Now, start an update server to serve the update files on port 8000. An
easy way to do this is with Python. Remember to navigate to the correct
directory before starting the server. This is the Python2 command:

.. code:: bash

   $ python -m SimpleHTTPServer 8000

or, this is the Python3 command:

.. code:: bash

   $ python3 -m http.server 8000

.. container:: blockIndicator note

   If you aren't sure that you started the server correctly, try using a
   web browser to navigate to ``http://127.0.0.1:8000/update.xml`` and
   make sure that you get the XML file you created earlier.

Installing the update
---------------------

You may want to start by deleting any pending updates to ensure that no
previously found updates interfere with installing the desired update.
You can use this command with Firefox's browser console to determine the
update directory:

.. code::

   const {FileUtils} = ChromeUtils.import("resource://gre/modules/FileUtils.jsm");
   FileUtils.getDir("UpdRootD", [], false).path

Once you have determined the update directory, close Firefox, browse to
the directory and remove the subdirectory called ``updates``.

| Next, you need to change the update URL to point to the local XML
  file.

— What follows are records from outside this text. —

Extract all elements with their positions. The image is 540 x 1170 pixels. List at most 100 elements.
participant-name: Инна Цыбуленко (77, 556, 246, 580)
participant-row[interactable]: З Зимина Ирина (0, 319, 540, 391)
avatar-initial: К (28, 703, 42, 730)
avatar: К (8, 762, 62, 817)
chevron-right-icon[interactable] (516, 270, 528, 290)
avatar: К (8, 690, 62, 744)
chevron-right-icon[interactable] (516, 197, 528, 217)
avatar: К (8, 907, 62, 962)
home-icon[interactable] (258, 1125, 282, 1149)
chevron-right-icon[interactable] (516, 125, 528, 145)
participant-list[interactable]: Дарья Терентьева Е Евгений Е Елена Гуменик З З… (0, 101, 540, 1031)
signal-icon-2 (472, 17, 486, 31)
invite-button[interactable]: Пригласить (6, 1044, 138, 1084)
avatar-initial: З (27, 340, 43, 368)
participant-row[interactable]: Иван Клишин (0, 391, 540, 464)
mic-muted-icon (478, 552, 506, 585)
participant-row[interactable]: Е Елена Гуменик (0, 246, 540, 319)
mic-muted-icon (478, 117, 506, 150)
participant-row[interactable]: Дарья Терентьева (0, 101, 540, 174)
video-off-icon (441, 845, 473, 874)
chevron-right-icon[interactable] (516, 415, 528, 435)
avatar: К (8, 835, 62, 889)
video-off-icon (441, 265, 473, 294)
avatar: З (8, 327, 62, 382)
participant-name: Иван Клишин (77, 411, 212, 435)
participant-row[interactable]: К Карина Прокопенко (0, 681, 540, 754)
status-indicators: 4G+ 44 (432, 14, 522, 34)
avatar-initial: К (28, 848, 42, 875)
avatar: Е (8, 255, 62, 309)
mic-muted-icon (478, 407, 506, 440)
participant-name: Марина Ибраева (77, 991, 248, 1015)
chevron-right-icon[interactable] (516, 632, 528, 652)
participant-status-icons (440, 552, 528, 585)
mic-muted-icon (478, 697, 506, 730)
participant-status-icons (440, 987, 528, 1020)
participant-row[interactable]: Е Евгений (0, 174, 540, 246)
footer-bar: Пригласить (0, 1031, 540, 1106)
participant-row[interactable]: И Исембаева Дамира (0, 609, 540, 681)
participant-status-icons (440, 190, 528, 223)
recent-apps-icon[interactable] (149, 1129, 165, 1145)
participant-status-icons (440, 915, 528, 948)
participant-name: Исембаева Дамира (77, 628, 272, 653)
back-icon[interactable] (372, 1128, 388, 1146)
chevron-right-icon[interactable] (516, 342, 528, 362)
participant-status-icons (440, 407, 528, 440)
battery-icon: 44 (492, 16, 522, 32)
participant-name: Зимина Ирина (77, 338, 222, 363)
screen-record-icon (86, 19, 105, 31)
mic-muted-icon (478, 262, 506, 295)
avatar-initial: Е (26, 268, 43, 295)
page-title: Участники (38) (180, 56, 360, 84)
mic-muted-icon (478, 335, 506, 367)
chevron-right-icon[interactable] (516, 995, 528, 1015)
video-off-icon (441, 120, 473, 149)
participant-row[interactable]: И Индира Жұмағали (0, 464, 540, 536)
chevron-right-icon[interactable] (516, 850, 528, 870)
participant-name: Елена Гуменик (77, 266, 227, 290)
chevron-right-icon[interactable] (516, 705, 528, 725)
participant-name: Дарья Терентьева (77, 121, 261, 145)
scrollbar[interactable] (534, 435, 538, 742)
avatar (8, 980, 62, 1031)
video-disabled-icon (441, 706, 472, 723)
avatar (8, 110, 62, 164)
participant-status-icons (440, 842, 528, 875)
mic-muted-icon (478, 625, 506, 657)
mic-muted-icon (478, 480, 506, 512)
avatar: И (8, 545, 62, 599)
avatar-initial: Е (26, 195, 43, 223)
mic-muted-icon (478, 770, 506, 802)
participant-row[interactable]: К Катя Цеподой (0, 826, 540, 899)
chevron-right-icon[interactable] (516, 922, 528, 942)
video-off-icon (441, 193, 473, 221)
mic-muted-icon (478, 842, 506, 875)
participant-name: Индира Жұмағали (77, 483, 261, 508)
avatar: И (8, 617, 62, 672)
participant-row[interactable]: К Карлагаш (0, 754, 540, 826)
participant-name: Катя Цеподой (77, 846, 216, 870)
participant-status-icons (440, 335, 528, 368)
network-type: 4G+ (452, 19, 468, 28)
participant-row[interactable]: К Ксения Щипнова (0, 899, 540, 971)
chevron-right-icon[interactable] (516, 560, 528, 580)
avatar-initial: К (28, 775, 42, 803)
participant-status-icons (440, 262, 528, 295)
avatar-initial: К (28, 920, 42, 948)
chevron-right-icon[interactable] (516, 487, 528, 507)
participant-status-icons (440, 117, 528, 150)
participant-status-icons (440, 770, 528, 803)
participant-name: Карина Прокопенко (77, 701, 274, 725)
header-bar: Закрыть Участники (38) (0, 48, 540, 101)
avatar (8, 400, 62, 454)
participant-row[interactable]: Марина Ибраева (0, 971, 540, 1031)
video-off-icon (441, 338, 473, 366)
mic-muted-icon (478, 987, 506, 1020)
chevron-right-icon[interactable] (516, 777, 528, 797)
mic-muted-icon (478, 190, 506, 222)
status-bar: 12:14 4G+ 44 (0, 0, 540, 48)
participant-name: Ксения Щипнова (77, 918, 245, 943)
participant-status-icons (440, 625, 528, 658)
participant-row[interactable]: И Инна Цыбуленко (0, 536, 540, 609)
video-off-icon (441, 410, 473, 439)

This can be done most reliably with an enterprise policy. The
  policy file location depends on the operating system you are using.
| Windows/Linux: ``<install dir>/distribution/policies.json``
| macOS: ``<install dir>/Contents/Resources/distribution/policies.json``
| Create the ``distribution`` directory, if necessary, and put this in
  ``policies.json``:

::

   {
     "policies": {
       "AppUpdateURL": "http://127.0.0.1:8000/update.xml"
     }
   }

Now you are ready to update! Launch Firefox out of its installation
directory and navigate to the Update section ``about:preferences``. You
should see it downloading the update to the update directory. Since the
transfer is entirely local this should finish quickly, and a "Restart to
Update" button should appear. Click it to restart and apply the update.